The back of the pack is great. At the top is another carry handle, but what I really like is the torso adjustments. The straps move up or down along the back of the pack to properly fir the pack to the individual for proper load distribution on the body. There is a nice padded lumbar support as well. The shoulder straps are very comfy and adjustable with a sternum strap and padded waist strap.

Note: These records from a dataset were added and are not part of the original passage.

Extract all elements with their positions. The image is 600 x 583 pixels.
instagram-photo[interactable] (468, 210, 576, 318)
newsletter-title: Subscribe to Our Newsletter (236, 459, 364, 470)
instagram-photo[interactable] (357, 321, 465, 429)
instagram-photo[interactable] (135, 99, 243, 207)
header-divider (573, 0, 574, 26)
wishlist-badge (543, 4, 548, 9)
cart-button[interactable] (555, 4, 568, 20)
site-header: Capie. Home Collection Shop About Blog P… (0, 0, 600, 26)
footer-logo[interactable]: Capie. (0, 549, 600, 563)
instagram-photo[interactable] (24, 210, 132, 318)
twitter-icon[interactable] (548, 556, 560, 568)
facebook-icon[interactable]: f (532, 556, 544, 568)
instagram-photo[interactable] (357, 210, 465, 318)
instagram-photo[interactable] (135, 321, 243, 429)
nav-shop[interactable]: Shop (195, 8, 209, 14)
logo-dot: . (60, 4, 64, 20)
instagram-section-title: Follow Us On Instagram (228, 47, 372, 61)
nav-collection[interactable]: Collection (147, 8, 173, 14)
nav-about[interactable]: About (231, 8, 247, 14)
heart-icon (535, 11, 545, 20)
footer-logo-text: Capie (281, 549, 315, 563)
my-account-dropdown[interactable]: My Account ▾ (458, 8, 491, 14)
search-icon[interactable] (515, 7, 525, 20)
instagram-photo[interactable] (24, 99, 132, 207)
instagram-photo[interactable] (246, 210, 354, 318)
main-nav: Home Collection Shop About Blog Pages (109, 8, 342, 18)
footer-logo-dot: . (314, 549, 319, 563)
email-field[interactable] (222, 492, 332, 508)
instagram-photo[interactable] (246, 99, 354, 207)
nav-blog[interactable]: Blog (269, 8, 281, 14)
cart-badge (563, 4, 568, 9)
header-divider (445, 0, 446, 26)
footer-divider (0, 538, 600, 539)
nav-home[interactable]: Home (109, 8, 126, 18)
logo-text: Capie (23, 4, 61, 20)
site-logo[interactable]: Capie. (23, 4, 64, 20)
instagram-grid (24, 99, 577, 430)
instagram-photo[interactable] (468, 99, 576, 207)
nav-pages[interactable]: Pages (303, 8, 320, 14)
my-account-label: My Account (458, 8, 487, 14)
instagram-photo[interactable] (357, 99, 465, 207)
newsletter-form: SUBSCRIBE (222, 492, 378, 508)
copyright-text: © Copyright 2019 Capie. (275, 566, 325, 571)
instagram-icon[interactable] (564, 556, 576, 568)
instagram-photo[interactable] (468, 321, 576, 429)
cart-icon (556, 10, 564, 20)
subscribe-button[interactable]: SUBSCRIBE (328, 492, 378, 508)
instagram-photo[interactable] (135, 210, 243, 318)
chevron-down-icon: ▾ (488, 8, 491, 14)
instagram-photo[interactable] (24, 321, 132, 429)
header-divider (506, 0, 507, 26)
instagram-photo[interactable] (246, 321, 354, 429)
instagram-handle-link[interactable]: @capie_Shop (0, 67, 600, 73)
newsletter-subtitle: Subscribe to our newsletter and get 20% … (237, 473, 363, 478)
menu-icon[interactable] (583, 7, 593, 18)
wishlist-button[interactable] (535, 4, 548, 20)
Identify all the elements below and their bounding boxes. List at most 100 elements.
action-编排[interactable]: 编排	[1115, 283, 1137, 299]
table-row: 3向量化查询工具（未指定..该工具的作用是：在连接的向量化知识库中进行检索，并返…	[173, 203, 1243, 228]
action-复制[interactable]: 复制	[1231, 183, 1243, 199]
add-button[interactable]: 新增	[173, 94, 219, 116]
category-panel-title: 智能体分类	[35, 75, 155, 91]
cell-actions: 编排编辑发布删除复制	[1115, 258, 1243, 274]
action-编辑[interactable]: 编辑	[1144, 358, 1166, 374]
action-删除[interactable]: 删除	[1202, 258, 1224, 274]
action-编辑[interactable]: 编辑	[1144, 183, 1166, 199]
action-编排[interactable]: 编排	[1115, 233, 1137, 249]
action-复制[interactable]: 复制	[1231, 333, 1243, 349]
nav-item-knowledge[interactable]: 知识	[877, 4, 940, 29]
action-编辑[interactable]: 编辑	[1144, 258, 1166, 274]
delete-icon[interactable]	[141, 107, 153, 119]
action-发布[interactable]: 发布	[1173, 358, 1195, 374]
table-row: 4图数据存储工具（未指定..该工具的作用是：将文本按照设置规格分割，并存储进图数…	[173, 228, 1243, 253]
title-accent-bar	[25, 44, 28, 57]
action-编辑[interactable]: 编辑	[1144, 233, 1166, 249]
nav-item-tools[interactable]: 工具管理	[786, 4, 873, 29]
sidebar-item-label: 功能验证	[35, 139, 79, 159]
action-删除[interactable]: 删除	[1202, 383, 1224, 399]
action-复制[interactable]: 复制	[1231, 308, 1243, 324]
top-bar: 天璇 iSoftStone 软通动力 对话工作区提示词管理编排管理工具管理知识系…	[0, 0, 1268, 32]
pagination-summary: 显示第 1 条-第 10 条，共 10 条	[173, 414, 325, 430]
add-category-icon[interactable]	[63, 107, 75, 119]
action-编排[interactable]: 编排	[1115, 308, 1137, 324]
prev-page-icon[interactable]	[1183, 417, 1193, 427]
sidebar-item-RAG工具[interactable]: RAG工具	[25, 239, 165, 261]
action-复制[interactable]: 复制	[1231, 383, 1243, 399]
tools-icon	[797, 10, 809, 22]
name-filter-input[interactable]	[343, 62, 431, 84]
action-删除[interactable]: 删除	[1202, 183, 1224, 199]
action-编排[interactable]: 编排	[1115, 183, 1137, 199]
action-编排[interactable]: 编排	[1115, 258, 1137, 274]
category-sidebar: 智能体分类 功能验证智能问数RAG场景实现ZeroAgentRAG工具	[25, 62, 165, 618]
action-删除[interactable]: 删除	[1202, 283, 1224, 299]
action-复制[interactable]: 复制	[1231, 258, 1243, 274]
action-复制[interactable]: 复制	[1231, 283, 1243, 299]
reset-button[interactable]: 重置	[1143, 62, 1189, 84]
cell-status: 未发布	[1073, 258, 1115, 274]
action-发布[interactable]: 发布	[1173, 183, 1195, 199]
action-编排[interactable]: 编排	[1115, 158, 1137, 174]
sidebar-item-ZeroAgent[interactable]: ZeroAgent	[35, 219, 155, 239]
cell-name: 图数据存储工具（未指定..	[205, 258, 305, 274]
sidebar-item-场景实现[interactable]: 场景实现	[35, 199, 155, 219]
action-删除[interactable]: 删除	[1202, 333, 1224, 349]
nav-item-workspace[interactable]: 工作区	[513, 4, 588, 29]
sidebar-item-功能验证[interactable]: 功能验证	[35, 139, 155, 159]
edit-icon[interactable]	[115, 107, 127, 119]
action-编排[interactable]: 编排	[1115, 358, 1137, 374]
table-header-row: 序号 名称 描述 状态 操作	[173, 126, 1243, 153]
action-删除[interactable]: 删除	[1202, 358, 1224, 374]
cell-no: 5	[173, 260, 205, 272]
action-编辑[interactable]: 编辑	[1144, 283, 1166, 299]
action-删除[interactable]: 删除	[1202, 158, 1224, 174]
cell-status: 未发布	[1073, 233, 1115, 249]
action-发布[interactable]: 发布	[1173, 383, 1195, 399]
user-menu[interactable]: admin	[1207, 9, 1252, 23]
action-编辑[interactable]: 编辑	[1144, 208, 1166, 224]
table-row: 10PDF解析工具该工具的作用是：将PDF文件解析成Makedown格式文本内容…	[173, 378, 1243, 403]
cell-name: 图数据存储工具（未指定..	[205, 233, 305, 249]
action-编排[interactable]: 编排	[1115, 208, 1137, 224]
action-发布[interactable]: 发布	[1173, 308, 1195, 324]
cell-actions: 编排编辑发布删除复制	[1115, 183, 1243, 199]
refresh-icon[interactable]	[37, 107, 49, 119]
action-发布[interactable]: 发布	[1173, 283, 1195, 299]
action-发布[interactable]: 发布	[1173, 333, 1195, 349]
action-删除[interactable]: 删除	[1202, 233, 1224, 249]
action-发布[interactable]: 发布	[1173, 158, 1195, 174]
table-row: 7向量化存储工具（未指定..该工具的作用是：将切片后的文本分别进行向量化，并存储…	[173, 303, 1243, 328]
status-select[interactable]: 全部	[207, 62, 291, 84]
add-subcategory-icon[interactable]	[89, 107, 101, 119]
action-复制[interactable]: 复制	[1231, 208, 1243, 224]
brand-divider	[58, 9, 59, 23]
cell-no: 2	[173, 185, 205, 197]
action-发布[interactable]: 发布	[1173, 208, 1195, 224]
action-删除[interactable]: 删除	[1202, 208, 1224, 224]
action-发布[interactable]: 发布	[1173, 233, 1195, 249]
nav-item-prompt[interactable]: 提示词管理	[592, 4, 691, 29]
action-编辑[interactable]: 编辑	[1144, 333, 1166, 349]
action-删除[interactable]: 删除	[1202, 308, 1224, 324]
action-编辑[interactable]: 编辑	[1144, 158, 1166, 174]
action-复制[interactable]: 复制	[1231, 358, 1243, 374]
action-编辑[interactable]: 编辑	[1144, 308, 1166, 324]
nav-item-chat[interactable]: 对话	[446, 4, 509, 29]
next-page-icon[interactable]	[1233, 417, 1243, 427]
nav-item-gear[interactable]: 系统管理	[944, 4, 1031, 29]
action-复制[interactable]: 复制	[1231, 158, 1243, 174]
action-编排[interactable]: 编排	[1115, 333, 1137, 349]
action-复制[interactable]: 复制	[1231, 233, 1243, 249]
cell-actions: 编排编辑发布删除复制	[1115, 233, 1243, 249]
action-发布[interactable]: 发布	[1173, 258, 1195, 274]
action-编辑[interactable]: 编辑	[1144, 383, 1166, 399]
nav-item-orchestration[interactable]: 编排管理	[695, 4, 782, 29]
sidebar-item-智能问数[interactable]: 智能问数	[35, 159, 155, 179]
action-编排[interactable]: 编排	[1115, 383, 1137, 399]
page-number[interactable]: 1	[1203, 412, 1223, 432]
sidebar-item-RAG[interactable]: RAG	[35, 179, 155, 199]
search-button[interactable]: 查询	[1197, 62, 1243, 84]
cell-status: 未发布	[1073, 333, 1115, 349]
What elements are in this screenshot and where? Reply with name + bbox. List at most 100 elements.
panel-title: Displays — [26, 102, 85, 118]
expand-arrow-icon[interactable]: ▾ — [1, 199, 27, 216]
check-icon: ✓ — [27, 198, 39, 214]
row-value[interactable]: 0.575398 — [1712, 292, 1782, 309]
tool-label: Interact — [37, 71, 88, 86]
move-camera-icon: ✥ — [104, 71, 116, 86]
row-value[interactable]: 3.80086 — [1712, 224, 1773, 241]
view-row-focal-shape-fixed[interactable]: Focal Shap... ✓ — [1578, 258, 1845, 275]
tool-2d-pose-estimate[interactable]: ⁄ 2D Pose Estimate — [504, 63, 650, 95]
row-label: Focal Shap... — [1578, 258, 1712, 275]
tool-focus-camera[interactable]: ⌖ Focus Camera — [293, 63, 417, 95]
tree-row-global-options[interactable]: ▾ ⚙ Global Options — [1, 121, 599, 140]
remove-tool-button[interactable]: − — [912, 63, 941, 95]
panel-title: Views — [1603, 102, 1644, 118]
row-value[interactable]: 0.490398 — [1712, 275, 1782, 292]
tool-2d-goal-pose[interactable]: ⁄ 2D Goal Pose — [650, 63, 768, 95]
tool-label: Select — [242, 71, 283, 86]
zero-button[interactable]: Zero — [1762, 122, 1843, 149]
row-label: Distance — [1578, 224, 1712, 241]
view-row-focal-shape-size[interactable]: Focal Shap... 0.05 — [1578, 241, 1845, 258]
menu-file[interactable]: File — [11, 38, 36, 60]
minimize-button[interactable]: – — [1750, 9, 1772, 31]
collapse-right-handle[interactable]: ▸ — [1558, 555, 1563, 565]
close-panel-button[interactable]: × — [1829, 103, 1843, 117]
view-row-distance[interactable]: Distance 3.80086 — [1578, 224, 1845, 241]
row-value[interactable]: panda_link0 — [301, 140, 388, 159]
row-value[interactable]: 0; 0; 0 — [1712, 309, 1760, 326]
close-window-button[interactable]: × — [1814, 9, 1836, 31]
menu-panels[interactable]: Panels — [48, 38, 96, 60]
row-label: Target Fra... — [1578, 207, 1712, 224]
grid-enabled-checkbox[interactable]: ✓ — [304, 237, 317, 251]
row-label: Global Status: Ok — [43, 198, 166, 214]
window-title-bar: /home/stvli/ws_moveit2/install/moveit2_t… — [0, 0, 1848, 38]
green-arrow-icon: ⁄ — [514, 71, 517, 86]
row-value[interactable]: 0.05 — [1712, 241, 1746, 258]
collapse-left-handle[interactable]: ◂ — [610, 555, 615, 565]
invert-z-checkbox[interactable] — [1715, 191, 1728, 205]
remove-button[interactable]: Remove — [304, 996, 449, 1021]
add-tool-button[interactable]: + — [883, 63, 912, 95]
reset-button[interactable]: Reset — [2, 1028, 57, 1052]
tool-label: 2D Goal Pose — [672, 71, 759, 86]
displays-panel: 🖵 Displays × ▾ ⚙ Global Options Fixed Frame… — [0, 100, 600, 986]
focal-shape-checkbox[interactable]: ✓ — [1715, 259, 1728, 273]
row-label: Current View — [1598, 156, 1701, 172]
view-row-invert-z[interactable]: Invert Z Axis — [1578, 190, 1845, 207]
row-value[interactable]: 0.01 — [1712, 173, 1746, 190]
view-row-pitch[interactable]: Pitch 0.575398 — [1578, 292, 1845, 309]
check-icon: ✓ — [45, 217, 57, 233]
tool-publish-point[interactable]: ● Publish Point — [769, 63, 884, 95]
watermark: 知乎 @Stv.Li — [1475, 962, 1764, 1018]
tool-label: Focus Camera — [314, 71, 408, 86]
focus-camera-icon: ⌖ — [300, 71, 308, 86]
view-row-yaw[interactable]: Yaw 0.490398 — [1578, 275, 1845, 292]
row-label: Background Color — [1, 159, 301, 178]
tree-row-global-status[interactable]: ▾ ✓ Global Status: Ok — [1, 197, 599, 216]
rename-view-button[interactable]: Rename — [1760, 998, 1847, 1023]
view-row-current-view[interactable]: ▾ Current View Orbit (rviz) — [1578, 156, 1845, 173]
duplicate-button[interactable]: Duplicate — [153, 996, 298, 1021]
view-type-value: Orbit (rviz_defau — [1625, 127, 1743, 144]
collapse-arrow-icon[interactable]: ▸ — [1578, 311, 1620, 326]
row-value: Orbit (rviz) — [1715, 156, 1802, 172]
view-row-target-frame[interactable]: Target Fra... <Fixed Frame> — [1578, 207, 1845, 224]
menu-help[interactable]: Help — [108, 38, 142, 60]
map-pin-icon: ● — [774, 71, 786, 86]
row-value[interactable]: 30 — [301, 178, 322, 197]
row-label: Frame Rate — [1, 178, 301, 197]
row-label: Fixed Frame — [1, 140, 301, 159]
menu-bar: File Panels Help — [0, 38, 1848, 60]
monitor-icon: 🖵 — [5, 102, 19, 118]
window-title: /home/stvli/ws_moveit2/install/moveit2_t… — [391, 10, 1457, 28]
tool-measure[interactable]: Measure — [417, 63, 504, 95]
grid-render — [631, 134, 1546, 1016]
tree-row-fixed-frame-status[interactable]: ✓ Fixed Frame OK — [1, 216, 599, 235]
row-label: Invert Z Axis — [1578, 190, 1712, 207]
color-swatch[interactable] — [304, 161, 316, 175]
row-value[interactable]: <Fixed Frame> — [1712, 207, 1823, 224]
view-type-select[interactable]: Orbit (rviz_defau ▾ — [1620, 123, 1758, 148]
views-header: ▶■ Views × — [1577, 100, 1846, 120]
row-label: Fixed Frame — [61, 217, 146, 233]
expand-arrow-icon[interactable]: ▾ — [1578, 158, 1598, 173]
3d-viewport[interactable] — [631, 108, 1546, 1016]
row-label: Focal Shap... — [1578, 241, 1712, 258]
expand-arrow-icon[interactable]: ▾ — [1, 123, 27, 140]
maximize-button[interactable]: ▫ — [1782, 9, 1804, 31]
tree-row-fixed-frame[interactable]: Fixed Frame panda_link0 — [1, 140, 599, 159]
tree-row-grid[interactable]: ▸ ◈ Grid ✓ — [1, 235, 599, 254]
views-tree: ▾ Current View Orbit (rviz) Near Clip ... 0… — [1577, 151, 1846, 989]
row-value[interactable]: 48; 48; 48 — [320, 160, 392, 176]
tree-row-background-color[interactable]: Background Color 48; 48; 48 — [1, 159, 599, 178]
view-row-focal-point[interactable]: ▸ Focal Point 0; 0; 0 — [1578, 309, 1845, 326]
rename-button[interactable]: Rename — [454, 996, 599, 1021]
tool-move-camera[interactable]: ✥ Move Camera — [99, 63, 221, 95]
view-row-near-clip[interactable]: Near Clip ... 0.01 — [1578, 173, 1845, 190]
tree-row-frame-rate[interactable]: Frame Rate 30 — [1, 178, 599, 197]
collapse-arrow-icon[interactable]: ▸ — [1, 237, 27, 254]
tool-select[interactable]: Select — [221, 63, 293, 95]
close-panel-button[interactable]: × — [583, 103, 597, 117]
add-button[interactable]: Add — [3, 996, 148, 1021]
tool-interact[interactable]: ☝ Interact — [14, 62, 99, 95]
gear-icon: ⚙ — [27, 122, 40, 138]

With a huge load carrying capacity, camo webbing, great features, and great durability I feel Lowe Alpine has outdone themselves with their military line of packs.

Volume: 3576 cu in
Load Zone: 20 - 55 lbs (although I believe this pack can hold more)
Weight: 7 lbs 14 oz
Torso: 15 - 20 inches
MSRP: $299.95


Tacticalgearhead (youtube) said...

Looks like it would make a good bushcraft pack.

Brian said...

Where can I buy one? I have had a hard time even locating one.

Jake said...

That was the problem with this review, I got the pack and started to review it, but then the company stopped selling it in the US. I found a OD version on Sierra Trading Post, but not sure if it came with the rockets.

Jake said...

just checked again, it is sold with the rockets, just not pictured on the page.

ahjno (youtube) said...

Great review! I own one in OD and love it! That little pouch you where talking about in the pack itself isn't for a military radio but for hydration bladders (Platypus, etc).

Jake said...

ahjno, Thank you for the comment. The pouch could hold a hydration bladder, but in the pack I have it's more of a square pouch as opposed to the hydration bladder shape/size. It's the same size as a SINCGARS/Harris "man-pack" radio. There is also no holes for routing a hydration tube out through the pack. That's why I referred to it as a radio pocket.

Paul said...

Hi Jake,
I also own a Lowe Alpine Sting (in OD).
The pocket is to fit a hydration bladder. "There is also no holes for routing a hydration tube out through the pack." There is, it's situated at the corner of the pouch (to your right when wearing it.) And at the side, above the 'rocketpocket' there is a small triangular flap. That's where a tube goes through. I guess it's hard to find on a camo-rucksack! ;-)
The camo-pattern is actually Dutch DPM, the rucksacks are standards for the Dutch Army. (British DPM has some minor colouring and detail differences.)

Jake said...

I stand corrected. The pouch doesn't seem like a 100 oz pouch, but after looking at it again I was able to find the hole for the hydration tube. Even knowing where it is took a few minutes of searching. Easiest to find looking from the inside. I suggested to Lowe Alpine to include an instruction guide on proper fit and all the features, so things like that aren't missed. They said it was a good idea and planned on it, but since they aren't distributing the Mil packs in the US anymore I'm not sure I'll see this.

Zloner said...

I have used this backpack during my active duty in Gaza (backpack is used by the Israeli army), and during navegations training, carrying up to 80 lbs.
It has NEVER let me down..
this is for the "heavy loaders"... great pack and review!!

Paul said...

A thing you might have figured out yourself; the straps on the sidepockets (pouches) are to be diagonally attatched.
When zipped together, you have to place the straps on the lower part on the outside, on the high part, you place the straps in the middle like so: /\ It'll fit tighter on the shoulders, so you won't have the feeling as if they're going to fall off.

Jake said...

Tat does help out a lot with that feeling of it slipping off your shoulders. I did try this during the review process....the only thing I didn't like about this is that the top outer portion of the pack then tends to be more "floppy". I guess you have to experiment and see which works for your specific load out. Thank you for including this info on the page....great feedback!!!